- Directed by: Edwin Carewe
- Screenplay by: June Mathis
- Story by: Katharine Kavanaugh
- Produced by: Maxwell Karger
- Starring: Emmy Wehlen Joseph Kilgour Hugh Thompson
- Cinematography: Eugene Gaudio
- Production company: Metro Pictures
- Release date: June 17, 1918 (US);
- Running time: 5 reels
- Country: United States
- Language: English

= The House of Gold =

1918 silent film directed by Edwin Carewe

The House of Gold is a 1918 American silent drama film, directed by Edwin Carewe. It stars Emmy Wehlen, Joseph Kilgour, and Hugh Thompson, and was released on June 17, 1918.

==Cast==
- Emmy Wehlen as Pamela Martin
- Joseph Kilgour as Douglas Martin/Gilbert Martin
- Hugh Thompson as Frank Steele
- Helen Lindroth as Mrs. Stanley Cartwright
- Maud Hill as Mrs.
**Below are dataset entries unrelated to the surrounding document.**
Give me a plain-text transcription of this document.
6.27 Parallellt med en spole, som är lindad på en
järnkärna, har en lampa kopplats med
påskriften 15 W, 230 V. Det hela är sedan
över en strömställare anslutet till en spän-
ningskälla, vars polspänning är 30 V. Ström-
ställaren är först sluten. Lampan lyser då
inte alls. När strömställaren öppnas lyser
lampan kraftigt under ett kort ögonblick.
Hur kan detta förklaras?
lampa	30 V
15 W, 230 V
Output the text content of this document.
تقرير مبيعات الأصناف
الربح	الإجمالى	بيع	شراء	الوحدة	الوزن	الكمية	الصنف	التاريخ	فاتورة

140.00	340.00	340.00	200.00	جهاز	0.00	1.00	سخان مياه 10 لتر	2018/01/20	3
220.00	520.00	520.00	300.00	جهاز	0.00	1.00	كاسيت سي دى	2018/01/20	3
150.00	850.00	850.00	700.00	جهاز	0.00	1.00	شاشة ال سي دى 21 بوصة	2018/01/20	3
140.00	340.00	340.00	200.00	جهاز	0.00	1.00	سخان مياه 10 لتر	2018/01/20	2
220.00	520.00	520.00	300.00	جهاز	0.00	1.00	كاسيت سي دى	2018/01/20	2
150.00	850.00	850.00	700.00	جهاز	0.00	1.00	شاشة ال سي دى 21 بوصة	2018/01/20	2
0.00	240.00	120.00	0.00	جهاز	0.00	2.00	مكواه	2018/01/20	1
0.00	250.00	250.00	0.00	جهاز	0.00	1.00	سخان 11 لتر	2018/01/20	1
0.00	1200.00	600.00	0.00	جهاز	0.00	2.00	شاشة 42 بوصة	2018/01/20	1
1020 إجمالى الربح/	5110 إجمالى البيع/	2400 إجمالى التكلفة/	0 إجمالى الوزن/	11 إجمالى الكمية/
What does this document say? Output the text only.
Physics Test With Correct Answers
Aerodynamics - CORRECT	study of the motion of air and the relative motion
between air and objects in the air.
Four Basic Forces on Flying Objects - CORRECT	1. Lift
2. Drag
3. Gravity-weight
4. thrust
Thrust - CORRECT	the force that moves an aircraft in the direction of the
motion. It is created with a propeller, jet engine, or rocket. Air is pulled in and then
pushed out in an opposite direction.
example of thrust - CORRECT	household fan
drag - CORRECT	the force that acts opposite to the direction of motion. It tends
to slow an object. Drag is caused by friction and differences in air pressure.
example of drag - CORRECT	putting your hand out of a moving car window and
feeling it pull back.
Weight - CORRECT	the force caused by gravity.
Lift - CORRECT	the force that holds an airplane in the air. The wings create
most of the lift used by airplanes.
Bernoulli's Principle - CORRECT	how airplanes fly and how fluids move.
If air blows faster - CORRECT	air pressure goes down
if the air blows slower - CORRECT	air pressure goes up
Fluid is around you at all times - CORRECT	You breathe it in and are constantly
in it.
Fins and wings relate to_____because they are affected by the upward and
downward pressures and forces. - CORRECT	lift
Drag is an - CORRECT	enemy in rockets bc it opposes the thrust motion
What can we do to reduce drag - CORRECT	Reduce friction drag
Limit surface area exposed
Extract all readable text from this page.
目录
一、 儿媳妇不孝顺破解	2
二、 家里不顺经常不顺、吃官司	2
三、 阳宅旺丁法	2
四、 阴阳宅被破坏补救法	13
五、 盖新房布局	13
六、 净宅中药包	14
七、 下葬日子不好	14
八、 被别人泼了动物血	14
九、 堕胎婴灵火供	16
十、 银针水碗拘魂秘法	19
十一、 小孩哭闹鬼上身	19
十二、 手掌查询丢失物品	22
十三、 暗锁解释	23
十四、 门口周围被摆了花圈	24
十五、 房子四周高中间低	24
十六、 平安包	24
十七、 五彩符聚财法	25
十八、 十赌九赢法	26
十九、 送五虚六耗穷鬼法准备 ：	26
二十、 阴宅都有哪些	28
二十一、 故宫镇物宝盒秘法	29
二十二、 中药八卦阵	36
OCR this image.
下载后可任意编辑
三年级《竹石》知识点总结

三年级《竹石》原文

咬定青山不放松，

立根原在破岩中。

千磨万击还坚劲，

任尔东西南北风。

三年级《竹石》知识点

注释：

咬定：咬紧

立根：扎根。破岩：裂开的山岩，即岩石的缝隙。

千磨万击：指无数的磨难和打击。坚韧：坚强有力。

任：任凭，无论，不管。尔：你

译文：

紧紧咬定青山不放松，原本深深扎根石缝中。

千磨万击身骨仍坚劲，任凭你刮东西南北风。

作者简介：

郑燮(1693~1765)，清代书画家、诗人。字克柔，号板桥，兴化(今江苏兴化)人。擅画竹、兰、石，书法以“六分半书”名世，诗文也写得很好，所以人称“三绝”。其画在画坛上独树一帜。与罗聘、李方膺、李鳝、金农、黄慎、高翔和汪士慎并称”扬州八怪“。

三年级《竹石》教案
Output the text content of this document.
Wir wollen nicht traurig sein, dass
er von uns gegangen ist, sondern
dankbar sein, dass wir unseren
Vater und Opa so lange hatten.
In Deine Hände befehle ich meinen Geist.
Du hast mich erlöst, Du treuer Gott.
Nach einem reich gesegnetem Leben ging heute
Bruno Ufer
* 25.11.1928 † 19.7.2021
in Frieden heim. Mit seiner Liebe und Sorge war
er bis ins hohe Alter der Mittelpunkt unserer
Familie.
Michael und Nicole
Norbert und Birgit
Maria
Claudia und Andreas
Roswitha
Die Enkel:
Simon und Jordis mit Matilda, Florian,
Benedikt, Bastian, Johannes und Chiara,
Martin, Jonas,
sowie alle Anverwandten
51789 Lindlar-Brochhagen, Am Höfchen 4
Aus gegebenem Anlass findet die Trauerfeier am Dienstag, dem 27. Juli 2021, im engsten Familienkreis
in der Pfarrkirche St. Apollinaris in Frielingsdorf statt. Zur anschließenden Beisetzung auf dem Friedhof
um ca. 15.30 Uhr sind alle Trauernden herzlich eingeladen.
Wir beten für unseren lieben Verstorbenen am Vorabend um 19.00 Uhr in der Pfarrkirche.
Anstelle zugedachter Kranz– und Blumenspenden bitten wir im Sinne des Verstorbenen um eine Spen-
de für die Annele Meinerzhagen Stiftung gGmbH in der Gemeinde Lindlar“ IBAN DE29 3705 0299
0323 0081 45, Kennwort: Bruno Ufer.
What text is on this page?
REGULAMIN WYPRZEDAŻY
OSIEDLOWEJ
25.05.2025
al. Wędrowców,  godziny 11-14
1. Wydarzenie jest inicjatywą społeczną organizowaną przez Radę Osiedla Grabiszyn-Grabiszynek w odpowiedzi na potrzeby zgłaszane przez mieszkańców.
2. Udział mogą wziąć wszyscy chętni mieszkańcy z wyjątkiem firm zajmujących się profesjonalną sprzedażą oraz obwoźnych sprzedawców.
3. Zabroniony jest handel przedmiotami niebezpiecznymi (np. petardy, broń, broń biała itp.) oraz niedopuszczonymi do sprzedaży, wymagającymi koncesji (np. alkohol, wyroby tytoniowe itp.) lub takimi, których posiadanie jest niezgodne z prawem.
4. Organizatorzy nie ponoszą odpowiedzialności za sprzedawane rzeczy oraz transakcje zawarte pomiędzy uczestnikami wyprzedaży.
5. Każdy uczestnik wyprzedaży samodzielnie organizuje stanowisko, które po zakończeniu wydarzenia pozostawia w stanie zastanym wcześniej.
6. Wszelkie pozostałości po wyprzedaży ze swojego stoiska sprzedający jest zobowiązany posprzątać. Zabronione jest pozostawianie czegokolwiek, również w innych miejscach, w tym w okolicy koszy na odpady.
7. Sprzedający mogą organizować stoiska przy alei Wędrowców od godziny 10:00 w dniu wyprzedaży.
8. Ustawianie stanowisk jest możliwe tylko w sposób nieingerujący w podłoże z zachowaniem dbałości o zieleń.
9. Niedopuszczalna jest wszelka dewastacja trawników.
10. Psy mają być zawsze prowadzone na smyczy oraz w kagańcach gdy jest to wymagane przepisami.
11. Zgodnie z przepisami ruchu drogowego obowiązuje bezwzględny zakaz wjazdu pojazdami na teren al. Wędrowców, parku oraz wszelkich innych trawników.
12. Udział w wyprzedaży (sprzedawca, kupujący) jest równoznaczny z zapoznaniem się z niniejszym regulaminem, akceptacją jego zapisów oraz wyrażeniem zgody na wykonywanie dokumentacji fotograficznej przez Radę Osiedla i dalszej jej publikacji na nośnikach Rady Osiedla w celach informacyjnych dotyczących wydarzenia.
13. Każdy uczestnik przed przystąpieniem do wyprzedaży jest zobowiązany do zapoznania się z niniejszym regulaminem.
Alicia Temple

==Censorship==
Before The House of Gold could be exhibited in Kansas, the Kansas Board of Review required the elimination of a closeup of a dancing girl, and of men lifting dancing girls off of table and holding them.

==Preservation==
With no prints of The House of Gold located in any film archives, it is considered a lost film.